Let’s meet up, demo our projects, and share secrets. Ultimately we are interested in providing baseline workflows and best practices for geospatial discovery layers for our core digital library collections that can be adapted and customized for digital research projects. I’d like to know how other libraries are handling mapping with Neatline or other open-source tools.
For more context, see a recent Digital Humanities Questions & Answers session: digitalhumanities.org/answers/topic/are-any-libraries-using-neatline.
Also, for those of you interested in issues like these, you should consider joining to the GeoHumanities ADHO special interest group: adho.org/announcements/2013/announcing-geohumanities-special-interest-group.
About Michelle Dalmau
I am the Acting Head of Digital Collections Services at the IU Libraries.
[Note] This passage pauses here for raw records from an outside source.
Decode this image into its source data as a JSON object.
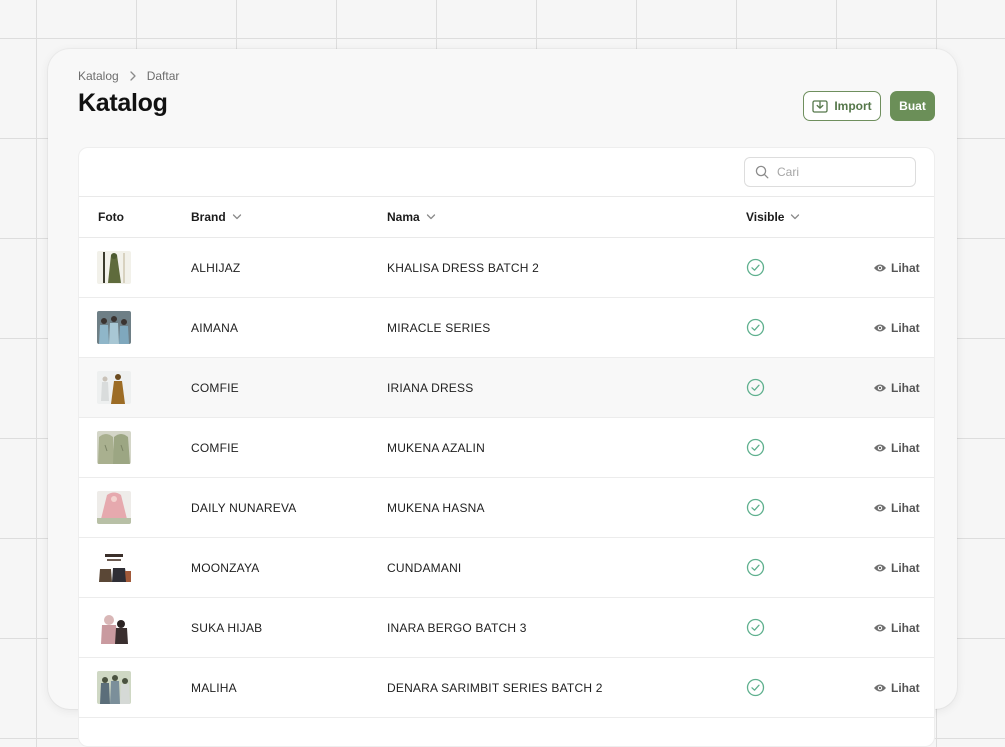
{
  "breadcrumb": {
    "root": "Katalog",
    "current": "Daftar"
  },
  "page": {
    "title": "Katalog"
  },
  "actions": {
    "import_label": "Import",
    "create_label": "Buat"
  },
  "search": {
    "placeholder": "Cari",
    "value": ""
  },
  "table": {
    "columns": {
      "photo": "Foto",
      "brand": "Brand",
      "name": "Nama",
      "visible": "Visible"
    },
    "rows": [
      {
        "brand": "ALHIJAZ",
        "name": "KHALISA DRESS BATCH 2",
        "visible": true,
        "action": "Lihat"
      },
      {
        "brand": "AIMANA",
        "name": "MIRACLE SERIES",
        "visible": true,
        "action": "Lihat"
      },
      {
        "brand": "COMFIE",
        "name": "IRIANA DRESS",
        "visible": true,
        "action": "Lihat"
      },
      {
        "brand": "COMFIE",
        "name": "MUKENA AZALIN",
        "visible": true,
        "action": "Lihat"
      },
      {
        "brand": "DAILY NUNAREVA",
        "name": "MUKENA HASNA",
        "visible": true,
        "action": "Lihat"
      },
      {
        "brand": "MOONZAYA",
        "name": "CUNDAMANI",
        "visible": true,
        "action": "Lihat"
      },
      {
        "brand": "SUKA HIJAB",
        "name": "INARA BERGO BATCH 3",
        "visible": true,
        "action": "Lihat"
      },
      {
        "brand": "MALIHA",
        "name": "DENARA SARIMBIT SERIES BATCH 2",
        "visible": true,
        "action": "Lihat"
      }
    ]
  },
  "colors": {
    "accent": "#6b8f58",
    "accent_text": "#55774a",
    "visible_check": "#5fb08e"
  },
  "icons": {
    "breadcrumb_separator": "chevron-right-icon",
    "import": "import-icon",
    "search": "search-icon",
    "sort": "chevron-down-icon",
    "visible": "check-circle-icon",
    "view": "eye-icon"
  }
}
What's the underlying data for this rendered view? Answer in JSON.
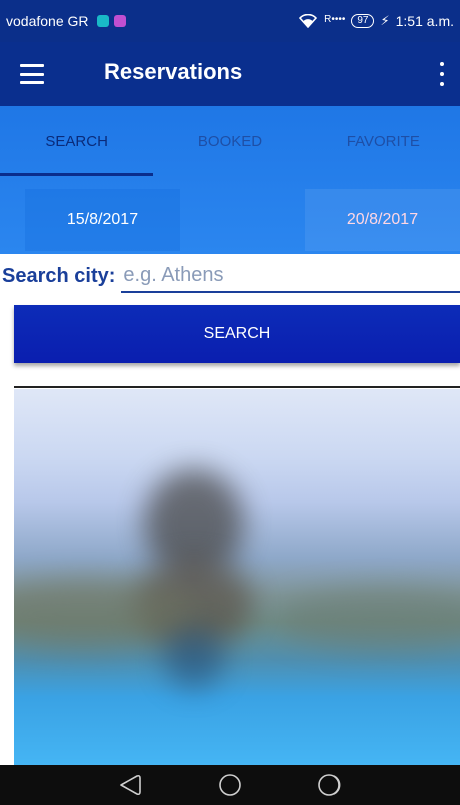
{
  "status_bar": {
    "carrier": "vodafone GR",
    "signal": "R••••",
    "battery": "97",
    "time": "1:51 a.m."
  },
  "app_bar": {
    "title": "Reservations"
  },
  "tabs": [
    {
      "label": "SEARCH",
      "active": true
    },
    {
      "label": "BOOKED",
      "active": false
    },
    {
      "label": "FAVORITE",
      "active": false
    }
  ],
  "dates": {
    "start": "15/8/2017",
    "end": "20/8/2017"
  },
  "search": {
    "label": "Search city:",
    "placeholder": "e.g. Athens",
    "value": "",
    "button_label": "SEARCH"
  },
  "icons": {
    "menu": "menu-icon",
    "more": "more-vert-icon",
    "wifi": "wifi-icon",
    "battery": "battery-icon",
    "charging": "bolt-icon",
    "nav_back": "back-triangle-icon",
    "nav_home": "home-circle-icon",
    "nav_recent": "recent-apps-icon"
  },
  "colors": {
    "app_bar": "#0a2f8e",
    "tab_panel": "#2b86ef",
    "search_button": "#0d2cb8",
    "label": "#1a3f9a"
  }
}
Previously, I was the Digital Projects Librarian for the Digital Collections Services group and Digital Library Program at the IU Libraries, where I was responsible for coordinating and managing digital library projects with a particular focus on electronic text projects. I have been actively participating the DH community since 2005, but I have contributed to DH-related projects at IU as early as 2002. I am the co-editor of the Victorian Women Writers Project (http://www.dlib.indiana.edu/collections/vwwp/), and participate in many other DH endeavors ... part of the editorial technical staff for DHQ, Co-chair of the TEI Libraries SIG, and other stuffs I can't remember right now.
At Haverford, we’re using Neatline as a stand-alone, non mapping application for now, more similar to the way that David McClure used it for text here dclure.org/essays/more-fun-with-interactive-typesetting-a-coat-by-yeats/ but I have my eye on it for a much larger geospatial project in the future. I’d love to talk through both workflows and best practices as we develop both the Digital Humanities uses of Neatline and a basic campus geospatial infrastructure simultaneously.
I have played around with it with historic photos and historic maps. Want to see what others are doing.